Netflix CEO Reed Hastings grabbed attention on 6 January when he announced at a Las Vegas trade show that the entertainment streaming service had gone live in 130 countries. The first mover in streaming had gone global, ahead of a growing contest for its US market.

Earlier launches in Europe and Australia had gone well for Netflix, but the wider gambit seems to be running up against borders in Asia that are no different to those of the analogue world.

Netflix’s first Asian rollout — in Japan — launched in September with a beefed-up local content slate and pricing that starts at under $US6 a month. Recent consumer surveys suggest that it has so far barely raised a pulse compared with the very strong and growing penetration in its home market.

Handicapped by existing distribution contracts that deny Netflix global rights to its huge US inventory, it’s up against a strong consumer preference for free local TV and the evident intent of local phone companies like NTT and Softbank, together with established TV companies, in developing home-grown alternatives.

At this stage it looks like Japan Inc 1, Netflix zilch — though the disruptor has expressly planned to take its time building a brand in the land of semiotics. Plus, of course, at some stage Netflix will presumably buy global rights to its full US slate.

If Netflix thought Japan was tough, Indonesia appears to have cooked up a more rustic response. A few weeks after Netflix’s global launch announcement Indonesia’s government telco blocked the service, citing an anti-pornography law passed in 2009. This despite the fact that administration of “negative” content is in the hands of the communications ministry’s TRUST+ filter.

So far it’s not clear whether PT Telekomunicasi Indonesia was truly playing nanna or perhaps testing its arm on net neutrality. Its competitors did not follow, and it is expected that the regulator will at some point rule on Netflix content. And at this stage Netflix need not see this so much as a gamebreaker, as Indonesia’s broadband market is contested and so far is available to less than 40 per cent of the population.

That said, Telkom is by far the more advanced in broadband reach and clearly has plans for its own nascent streaming player.

One big incentive for Netflix to get Indonesia right is the unusual influence of US content in its free to air TV. Only Korean content comes close, so a rich slate of Hollywood content on demand might go very well indeed.

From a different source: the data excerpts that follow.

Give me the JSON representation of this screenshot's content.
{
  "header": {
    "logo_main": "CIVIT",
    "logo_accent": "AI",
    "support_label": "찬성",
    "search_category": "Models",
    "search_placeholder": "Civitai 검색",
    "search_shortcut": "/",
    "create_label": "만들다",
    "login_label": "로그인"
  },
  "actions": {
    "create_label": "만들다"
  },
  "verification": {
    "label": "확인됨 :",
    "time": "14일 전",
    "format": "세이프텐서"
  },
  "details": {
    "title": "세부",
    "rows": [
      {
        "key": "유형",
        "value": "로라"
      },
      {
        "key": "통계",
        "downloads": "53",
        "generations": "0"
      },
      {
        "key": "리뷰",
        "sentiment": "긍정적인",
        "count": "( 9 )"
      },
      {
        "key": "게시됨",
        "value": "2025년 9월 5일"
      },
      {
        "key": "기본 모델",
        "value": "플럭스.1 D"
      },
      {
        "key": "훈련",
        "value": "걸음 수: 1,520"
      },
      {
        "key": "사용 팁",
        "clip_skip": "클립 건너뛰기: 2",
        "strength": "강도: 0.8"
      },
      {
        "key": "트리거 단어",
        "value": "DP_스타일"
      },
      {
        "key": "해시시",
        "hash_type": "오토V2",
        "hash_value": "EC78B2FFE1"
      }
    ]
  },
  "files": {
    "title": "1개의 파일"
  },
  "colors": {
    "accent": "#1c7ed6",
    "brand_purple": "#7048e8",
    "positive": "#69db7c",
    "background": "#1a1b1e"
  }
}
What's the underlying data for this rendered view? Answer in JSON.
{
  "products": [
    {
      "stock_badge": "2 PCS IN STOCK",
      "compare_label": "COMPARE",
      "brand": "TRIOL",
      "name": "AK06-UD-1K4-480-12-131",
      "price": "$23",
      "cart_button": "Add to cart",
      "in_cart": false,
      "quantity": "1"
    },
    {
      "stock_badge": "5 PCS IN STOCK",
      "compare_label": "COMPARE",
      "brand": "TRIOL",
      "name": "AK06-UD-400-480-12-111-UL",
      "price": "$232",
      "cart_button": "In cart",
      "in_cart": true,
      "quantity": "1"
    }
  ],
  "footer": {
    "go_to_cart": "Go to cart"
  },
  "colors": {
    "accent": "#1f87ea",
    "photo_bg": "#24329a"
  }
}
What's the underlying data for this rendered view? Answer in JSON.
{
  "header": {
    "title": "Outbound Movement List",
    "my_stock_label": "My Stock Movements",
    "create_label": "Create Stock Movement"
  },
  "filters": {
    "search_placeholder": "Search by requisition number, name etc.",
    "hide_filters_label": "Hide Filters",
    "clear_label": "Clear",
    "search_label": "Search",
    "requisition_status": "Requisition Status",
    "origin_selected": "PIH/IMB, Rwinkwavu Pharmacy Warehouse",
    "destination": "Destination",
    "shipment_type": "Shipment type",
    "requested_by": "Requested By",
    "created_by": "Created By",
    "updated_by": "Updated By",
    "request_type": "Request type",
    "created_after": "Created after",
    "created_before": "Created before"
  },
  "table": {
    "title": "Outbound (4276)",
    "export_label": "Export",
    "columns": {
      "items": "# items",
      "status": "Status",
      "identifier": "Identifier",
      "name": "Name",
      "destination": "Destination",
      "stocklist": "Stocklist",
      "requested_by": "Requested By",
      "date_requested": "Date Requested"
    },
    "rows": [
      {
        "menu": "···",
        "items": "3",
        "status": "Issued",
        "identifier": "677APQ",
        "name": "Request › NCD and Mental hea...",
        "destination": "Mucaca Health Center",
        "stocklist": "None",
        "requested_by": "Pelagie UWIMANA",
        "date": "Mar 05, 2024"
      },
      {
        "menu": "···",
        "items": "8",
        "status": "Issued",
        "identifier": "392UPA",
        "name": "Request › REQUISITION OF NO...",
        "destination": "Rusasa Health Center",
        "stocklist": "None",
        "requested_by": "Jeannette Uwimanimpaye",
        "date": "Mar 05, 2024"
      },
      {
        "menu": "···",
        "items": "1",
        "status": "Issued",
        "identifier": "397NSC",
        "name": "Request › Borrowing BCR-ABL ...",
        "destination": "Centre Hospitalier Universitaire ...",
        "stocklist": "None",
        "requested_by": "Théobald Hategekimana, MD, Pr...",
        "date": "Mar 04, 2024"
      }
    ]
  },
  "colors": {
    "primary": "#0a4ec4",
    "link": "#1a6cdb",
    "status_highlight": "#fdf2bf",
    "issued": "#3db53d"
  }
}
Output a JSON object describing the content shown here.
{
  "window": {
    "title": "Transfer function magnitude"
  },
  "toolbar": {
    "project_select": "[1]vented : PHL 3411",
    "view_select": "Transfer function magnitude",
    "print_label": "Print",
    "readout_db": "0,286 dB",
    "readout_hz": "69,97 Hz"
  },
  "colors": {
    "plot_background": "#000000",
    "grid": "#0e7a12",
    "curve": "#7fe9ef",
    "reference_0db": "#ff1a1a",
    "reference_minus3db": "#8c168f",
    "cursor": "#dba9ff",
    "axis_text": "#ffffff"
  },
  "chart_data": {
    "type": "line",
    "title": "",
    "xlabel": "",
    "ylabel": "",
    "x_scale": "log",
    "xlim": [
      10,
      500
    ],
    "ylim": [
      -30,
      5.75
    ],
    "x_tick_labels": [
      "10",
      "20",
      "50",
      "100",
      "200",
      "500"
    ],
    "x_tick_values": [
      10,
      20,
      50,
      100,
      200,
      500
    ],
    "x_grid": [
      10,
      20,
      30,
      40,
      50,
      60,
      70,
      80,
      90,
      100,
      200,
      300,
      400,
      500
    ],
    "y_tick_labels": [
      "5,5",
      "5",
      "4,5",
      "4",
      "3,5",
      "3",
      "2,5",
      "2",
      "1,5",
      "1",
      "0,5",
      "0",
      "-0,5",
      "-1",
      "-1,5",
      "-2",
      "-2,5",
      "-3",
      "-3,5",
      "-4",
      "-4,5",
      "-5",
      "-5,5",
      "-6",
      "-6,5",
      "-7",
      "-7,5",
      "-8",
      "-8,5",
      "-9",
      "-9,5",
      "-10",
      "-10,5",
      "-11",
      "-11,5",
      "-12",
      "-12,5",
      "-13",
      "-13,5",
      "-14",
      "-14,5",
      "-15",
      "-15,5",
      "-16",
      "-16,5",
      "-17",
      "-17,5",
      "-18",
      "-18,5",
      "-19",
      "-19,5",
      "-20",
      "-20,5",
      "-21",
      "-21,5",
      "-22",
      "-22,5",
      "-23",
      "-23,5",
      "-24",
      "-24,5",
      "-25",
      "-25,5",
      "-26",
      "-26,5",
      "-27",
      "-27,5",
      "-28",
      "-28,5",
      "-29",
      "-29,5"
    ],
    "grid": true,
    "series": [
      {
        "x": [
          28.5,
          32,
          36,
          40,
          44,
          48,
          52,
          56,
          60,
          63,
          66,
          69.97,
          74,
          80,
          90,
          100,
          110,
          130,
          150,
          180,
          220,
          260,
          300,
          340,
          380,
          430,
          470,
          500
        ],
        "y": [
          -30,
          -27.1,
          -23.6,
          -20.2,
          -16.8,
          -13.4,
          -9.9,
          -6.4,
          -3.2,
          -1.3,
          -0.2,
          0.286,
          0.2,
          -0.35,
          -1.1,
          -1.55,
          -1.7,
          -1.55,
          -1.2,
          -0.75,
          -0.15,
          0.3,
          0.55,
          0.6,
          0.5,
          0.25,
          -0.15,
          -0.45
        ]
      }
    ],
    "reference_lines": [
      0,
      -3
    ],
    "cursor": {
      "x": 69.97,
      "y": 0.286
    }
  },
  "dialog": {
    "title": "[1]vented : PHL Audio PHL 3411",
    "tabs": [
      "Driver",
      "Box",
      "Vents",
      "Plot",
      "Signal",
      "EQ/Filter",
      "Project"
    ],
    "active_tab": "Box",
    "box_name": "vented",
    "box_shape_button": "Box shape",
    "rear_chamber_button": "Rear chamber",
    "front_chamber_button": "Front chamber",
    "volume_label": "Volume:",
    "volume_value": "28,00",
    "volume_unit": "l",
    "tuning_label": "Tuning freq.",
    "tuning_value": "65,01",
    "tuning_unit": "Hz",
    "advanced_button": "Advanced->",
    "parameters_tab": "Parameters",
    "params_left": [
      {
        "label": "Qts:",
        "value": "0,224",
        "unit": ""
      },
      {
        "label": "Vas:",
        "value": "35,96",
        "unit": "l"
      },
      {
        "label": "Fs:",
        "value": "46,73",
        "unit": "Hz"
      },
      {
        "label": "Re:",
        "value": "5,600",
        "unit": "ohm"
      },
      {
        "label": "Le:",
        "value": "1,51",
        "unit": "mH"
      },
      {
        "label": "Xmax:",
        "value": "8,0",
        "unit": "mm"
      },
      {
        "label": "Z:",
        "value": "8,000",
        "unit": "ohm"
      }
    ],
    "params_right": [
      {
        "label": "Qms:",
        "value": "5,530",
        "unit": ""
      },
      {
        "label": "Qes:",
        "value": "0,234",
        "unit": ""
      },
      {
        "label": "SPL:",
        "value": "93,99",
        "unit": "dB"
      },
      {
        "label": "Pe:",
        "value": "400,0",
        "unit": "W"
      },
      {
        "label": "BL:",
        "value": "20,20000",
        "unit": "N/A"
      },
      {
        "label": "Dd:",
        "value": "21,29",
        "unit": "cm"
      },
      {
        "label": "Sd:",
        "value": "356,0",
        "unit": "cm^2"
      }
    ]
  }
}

While Reed Hastings has driven Netflix hard to remain first in the global race, clearly Amazon, HBO, YouTube and others based in the US are coming from the back with competitive plays. Unsurpisingly, the Asian market is also throwing up its share, with Malaysia’s Astro kicking off a “mobile-first” offering called Tribe this month and various others putting together what look like potential content-driven arrangements.

One of the more interesting events was the announcement this month that Malaysian Netflix imitator iFlix had acquired some new investors. The headlines went to Murdoch-controlled Sky plc’s $US45 million injection.

Perhaps more interesting was the engagement of Indonesia’s Emtek, a broadcaster and content house owned by Eddy Sariaatmadja. Sariaatmadja has evidently solid commercial ties with the Salim family, which owns the Philippine Long Distance Telephone Company. PLDT invested in iFlix in mid 2015, along with the online conglomerate Catcha Group of Malaysia (which recently sold its iProperty business to News Corp’s REA).

iFlix is established  in Malaysia, Thailand and The Philippines, and its latest investor additions would appear to presage solid long-term content rights (via News) and strong local partners for the largest potential market: Indonesia. The game, with yet more players such as Singtel’s HOOQ (Sony, Warner are partners) emerging, is likely to become tough. This is certainly no place for the faint-hearted.